Australia’s transition away from the mining investment boom to more domestic lead growth is not just a cyclical shift.
Rather, new research from the ANZ’s economics team, in conjunction with the University of Queensland, says that Australia’s services sector will continue to grow its share of economic output and employment all the way to 2030. That is, Australia will have more part-time workers, earning a greater share of income in the economy.
The report, Servicing Australia’s Future, says:
In recent years Australia’s service sector has grown at nearly double the rate of its goods counterpart and now makes up 72.4% of the Australian economy. We expect the service sector will comprise an even greater proportion of the Australian economy by 2030 (up 5% to 77.3%).
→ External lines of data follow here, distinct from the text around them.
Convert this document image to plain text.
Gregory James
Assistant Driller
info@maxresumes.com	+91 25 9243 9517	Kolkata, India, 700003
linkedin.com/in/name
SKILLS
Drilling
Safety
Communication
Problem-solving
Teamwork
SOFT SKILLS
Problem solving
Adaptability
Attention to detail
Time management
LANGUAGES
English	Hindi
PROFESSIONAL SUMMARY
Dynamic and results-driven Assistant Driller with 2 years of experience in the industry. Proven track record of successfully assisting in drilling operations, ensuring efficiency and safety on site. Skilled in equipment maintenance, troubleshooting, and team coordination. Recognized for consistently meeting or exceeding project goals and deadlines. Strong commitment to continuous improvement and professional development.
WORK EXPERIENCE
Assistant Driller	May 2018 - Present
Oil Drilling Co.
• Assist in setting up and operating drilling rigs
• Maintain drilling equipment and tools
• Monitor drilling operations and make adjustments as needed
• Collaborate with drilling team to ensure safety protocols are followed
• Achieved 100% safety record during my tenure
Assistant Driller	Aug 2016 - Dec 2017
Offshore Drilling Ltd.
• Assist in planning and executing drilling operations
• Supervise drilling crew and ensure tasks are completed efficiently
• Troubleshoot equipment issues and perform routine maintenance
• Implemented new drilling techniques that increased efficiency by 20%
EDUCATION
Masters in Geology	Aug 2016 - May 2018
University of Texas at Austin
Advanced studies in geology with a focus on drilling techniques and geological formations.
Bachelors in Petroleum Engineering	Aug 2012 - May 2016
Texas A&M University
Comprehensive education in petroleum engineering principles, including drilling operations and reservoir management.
The key drivers in this continued growth in services and employment will be healthcare, as the population ages, while educational and professional services will benefit from the growth in Asia, the authors say.
That means the profile of Australia’s exports “will continue to shift towards education, tourism and professional services” as exporters in these fields “are now achieving greater scale and wider reach through the clever application of technology”.
The authors expect service exports will grow at about 3 percent every year from now until 2030.
This has implications for overall growth and investment in the economy because the service sector is less capital intensive than manufacturing or mining and relies on more workers to produce output as a result.
The increased demand for labour as the population ages will pose a challenges for business.
“The industries with the most intensive demand for labour, such as health and education, are also those with the strongest growth prospects,” the report says. “As a result, we project that demand for labour will continue to rise at a solid average pace of 1.6% per year over the next 15 years.”
With 20% of the population expected to be older than 65 by 2030, that means “business will need to adopt more flexible working arrangements”. But it also means that current notions that part-time work, and the economy’s creation of part-time jobs are somehow less important and a sign of economic weakness will need to be revisited because this is how the economy will need to balance the demand and supply of labour.
The good news for workers is that because services are labour, not capital, intensive, the growth in services “could change the distribution of wealth in Australian society” and “should support a recovery in the labour share of income”.
This has two positive implications for the economy:
- A reduction in Australia’s income inequality will mean a fairer society and less wasted potential; and
- A rising labour share would also have implications for the broader economy as lower income earners could be expected to consume more.
Naturally the downside is less investment in the economy. But an increased share of services also implies an increased level of economic stability within the overall economy, with less peaks and troughs.